The study presented does not demonstrate that a low-carb diet is absolutely inferior to a high-carb diet. It does, however, demonstrate that a low-carb diet is inferior to a high-carb diet after 3 weeks adaptation to a low-carb diet in elite race walkers. Take everything in context. A lot of athletes are experiencing success with low-carb and ketogenic diets. What do you think? Going to stick to a carbohydrate-based diet? Willing to experiment? Tell us in the comments!


  1. Burke, L. M., Ross, M. L., Garvican‐Lewis, L. A., Welvaert, M., Heikura, I. A., Forbes, S. G., ... & Hawley, J. A. (2017). Low carbohydrate, high fat diet impairs exercise economy and negates the performance benefit from intensified training in elite race walkers. The Journal of physiology595(9), 2785-2807.
  2. Volek, J. S., Freidenreich, D. J., Saenz, C., Kunces, L. J., Creighton, B. C., Bartley, J. M., ... & Lee, E. C. (2016). Metabolic characteristics of keto-adapted ultra-endurance runners. Metabolism65(3), 100-110.

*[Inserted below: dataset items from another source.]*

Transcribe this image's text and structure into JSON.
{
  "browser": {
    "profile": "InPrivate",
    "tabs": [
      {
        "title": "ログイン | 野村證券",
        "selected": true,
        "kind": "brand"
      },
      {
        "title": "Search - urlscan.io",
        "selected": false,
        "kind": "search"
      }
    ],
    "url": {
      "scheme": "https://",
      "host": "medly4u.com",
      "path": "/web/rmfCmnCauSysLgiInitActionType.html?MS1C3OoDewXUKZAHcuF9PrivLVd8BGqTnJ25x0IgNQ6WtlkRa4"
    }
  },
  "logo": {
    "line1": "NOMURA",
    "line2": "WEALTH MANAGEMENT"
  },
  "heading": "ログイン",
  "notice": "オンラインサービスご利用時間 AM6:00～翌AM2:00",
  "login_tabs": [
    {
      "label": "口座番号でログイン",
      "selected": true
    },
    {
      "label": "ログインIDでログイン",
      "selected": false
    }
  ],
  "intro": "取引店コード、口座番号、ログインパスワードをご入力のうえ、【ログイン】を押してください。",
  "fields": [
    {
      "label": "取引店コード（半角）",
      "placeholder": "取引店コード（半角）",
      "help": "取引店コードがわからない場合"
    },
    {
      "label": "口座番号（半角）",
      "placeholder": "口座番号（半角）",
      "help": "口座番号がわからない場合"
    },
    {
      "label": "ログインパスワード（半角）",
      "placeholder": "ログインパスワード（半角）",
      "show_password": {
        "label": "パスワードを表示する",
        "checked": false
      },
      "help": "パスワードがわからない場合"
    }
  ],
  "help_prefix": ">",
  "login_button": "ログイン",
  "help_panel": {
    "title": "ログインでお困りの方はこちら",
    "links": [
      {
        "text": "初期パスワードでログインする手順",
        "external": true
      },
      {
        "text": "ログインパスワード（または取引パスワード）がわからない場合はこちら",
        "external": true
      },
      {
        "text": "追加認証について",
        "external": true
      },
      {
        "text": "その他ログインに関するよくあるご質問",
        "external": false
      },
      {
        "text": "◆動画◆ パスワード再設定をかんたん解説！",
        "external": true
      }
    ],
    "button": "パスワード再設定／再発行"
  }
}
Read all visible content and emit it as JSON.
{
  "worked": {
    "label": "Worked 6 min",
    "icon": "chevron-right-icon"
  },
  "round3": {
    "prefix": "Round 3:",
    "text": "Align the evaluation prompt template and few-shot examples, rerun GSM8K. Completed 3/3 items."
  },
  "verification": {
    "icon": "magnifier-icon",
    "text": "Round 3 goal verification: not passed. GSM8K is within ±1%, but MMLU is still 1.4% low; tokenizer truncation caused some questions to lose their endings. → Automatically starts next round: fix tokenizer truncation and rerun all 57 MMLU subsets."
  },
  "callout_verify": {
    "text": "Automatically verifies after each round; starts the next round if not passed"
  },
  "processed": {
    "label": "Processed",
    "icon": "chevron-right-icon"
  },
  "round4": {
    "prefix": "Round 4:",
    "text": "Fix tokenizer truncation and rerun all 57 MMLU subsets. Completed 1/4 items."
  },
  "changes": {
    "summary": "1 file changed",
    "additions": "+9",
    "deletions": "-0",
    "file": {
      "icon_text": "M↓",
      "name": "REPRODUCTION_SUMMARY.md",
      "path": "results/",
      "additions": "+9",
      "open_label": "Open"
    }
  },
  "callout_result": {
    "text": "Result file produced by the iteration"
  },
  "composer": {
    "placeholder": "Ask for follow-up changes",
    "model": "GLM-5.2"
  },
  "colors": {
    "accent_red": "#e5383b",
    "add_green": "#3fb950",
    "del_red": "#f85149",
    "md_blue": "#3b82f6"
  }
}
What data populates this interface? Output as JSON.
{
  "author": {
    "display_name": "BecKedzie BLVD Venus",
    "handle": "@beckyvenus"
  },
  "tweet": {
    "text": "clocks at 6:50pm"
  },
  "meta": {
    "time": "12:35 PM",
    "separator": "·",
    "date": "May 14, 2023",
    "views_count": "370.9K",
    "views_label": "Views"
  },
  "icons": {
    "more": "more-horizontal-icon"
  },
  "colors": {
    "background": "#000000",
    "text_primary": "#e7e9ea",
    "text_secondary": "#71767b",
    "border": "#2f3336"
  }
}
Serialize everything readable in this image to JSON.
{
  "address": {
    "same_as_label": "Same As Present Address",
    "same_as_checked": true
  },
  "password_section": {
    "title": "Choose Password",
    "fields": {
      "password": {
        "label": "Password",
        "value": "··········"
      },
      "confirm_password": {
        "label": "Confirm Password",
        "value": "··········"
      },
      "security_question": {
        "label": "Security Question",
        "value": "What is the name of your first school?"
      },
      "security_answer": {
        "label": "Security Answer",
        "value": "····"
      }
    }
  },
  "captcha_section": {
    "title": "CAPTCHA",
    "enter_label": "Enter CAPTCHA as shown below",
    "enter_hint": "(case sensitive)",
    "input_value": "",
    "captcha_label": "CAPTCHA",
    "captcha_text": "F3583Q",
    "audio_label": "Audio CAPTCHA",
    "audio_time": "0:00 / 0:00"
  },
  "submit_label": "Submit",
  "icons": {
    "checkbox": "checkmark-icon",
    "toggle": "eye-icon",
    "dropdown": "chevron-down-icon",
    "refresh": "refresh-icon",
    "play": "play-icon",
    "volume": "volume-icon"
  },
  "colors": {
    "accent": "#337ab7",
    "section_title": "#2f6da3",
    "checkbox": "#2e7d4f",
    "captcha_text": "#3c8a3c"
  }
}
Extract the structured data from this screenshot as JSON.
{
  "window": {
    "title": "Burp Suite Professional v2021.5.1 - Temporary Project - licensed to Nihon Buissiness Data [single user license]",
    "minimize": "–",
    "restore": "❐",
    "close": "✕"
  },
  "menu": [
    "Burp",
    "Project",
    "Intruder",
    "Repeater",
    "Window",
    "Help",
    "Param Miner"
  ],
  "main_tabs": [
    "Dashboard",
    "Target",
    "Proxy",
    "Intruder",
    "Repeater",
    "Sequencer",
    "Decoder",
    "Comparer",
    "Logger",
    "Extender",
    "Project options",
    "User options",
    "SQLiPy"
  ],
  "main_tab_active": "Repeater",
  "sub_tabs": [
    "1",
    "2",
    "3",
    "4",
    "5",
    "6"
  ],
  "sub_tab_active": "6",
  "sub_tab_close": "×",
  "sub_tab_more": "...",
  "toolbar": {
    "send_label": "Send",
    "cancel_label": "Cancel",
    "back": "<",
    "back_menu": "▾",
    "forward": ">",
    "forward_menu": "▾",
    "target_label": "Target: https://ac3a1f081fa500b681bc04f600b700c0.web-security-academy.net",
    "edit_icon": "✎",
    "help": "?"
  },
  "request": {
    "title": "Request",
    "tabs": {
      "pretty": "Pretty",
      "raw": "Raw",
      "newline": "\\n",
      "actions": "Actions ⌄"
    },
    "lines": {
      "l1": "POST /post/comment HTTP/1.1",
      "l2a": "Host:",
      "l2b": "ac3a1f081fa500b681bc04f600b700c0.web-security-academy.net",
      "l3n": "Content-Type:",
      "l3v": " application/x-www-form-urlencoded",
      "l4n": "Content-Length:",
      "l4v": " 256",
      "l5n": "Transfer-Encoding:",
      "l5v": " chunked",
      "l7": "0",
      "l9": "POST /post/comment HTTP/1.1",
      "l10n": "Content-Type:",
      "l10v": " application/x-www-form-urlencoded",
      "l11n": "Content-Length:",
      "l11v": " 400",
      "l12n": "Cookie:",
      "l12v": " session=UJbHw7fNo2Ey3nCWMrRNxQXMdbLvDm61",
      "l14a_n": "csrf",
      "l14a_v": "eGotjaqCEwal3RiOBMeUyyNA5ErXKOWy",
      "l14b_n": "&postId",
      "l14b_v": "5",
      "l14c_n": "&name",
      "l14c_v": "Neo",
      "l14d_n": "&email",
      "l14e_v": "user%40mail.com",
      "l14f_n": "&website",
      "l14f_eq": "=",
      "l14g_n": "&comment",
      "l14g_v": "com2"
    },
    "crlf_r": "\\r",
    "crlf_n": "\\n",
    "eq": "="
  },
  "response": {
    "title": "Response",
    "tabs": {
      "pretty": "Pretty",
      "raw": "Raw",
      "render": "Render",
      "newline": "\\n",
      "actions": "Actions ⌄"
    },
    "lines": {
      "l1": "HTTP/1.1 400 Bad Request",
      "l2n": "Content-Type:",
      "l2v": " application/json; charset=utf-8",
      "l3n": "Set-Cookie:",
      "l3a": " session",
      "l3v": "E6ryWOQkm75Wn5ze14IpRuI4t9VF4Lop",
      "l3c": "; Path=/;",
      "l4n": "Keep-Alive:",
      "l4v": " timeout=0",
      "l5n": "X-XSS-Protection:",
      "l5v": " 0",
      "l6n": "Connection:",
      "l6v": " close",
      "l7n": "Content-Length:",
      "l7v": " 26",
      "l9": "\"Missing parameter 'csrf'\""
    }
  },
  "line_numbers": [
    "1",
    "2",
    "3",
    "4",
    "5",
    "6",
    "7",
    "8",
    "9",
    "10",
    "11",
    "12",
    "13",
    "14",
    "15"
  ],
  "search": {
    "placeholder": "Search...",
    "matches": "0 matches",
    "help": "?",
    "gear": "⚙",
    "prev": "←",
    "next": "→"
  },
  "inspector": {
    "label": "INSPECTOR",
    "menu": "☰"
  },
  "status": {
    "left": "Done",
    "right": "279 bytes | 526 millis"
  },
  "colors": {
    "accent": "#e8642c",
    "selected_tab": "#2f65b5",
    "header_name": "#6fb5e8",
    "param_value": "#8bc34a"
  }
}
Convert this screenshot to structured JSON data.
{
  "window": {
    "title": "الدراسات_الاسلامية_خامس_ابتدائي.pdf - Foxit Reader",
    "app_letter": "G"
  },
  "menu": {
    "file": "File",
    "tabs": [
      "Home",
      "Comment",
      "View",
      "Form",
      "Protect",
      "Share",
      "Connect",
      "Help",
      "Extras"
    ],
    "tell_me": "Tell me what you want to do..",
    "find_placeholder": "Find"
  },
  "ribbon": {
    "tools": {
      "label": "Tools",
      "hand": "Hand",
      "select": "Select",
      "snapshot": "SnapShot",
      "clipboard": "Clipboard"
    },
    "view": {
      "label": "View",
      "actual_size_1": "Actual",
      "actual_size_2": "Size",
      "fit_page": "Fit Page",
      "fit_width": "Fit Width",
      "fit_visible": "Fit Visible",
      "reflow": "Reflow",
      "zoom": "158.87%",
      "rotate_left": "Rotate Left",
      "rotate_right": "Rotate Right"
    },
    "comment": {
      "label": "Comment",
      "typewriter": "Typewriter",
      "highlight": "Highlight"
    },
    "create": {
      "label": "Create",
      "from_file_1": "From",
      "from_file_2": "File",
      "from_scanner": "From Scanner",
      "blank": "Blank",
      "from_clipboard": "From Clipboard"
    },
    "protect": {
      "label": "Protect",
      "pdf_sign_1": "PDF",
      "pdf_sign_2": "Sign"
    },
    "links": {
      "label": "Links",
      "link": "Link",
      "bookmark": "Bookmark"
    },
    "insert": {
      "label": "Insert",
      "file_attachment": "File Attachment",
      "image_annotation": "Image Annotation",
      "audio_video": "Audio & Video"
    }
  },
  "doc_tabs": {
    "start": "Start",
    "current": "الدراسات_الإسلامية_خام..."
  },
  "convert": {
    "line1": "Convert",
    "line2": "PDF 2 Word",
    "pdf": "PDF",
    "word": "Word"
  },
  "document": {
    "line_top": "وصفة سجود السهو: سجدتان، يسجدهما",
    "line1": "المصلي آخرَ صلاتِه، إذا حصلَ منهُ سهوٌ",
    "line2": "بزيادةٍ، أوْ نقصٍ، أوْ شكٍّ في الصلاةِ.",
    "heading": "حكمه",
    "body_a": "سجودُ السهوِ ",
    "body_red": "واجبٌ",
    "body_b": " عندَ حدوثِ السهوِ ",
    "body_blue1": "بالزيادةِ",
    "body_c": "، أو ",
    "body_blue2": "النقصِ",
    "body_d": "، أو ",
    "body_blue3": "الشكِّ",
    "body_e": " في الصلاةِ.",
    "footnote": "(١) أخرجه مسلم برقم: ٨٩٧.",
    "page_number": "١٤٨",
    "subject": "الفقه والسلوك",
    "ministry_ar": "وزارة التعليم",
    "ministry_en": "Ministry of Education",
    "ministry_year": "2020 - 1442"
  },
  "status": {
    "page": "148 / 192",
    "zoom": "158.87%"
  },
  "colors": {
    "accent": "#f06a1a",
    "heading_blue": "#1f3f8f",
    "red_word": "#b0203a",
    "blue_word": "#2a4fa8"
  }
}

  3. Phinney, S. D., Bistrian, B. R., Evans, W. J., Gervino, E., & Blackburn, G. L. (1983). The human metabolic response to chronic ketosis without caloric restriction: preservation of submaximal exercise capability with reduced carbohydrate oxidation. Metabolism32(8), 769-776.
  4. Phinney, S. D., Bistrian, B. R., Wolfe, R. R., & Blackburn, G. L. (1983). The human metabolic response to chronic ketosis without caloric restriction: physical and biochemical adaptation. Metabolism32(8), 757-768.